Then you can just concentrate on getting the best audio  'onto metal' without any other distractions.

Kind of a gradual modular approach to 'one off' building.

A previous nfg attempt's top plate is now in regular use as a prototyping plate  

That build beat me because of noise from psu into the limiter interstage - all close to a 6v6 pp output stage

SOunded fantastic, but the hum performance had me start again from scratch.
Not before learning a lot of new lessons, though.

One thing I have done for 'mastering' applications,  is used my own AlexC Audio  Dual RCA Style Tube Limiter  feeding my build of the  Analag/Silent Arts Dual Opto Tube Compressor

Fast vari-gm tube box feeding slow opto tube box - the results are very, very satisfying.

The RCA style (pentodes + utc  interstage with 6V6 pp+big edcor output ) I think stands out as the most luzurious and syruppy whilst still being fast and with a lot of detail. It's where you want to be when on your own time.

The Dual Opto style (triodes with jensens) is very transparent, very clean, very relaxed.
Very much the biz  when on someone else's time.

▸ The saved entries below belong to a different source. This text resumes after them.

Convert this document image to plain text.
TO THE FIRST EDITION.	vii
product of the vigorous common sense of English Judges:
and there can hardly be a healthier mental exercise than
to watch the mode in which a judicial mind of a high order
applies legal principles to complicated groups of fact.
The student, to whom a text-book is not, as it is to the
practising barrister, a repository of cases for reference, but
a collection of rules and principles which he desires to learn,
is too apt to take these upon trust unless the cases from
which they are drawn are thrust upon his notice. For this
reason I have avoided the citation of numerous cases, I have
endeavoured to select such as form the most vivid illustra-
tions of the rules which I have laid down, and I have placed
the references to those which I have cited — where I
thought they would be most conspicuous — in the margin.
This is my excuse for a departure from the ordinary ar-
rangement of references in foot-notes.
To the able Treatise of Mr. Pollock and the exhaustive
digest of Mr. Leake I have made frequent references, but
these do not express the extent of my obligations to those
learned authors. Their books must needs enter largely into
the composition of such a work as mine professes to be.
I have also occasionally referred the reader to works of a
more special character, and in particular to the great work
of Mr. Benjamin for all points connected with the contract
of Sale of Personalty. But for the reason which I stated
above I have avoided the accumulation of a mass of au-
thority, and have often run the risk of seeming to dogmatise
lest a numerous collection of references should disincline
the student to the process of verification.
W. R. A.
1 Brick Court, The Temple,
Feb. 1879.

I'm going for characteristics of BOTH in this here project. 

Along with my build of the  Gyraf Dual Pultec Style Tube EQ I can do some lovely sweetening of the top end and boost the bottom end a little. All that is needed.

Now that is 5RU + 3RU + 3RU -> 11RU total for those  8)    (and maybe 30kg , 180VA)

Overall noise floor is pretty damn good considering all the stuff going on - very usable for sure.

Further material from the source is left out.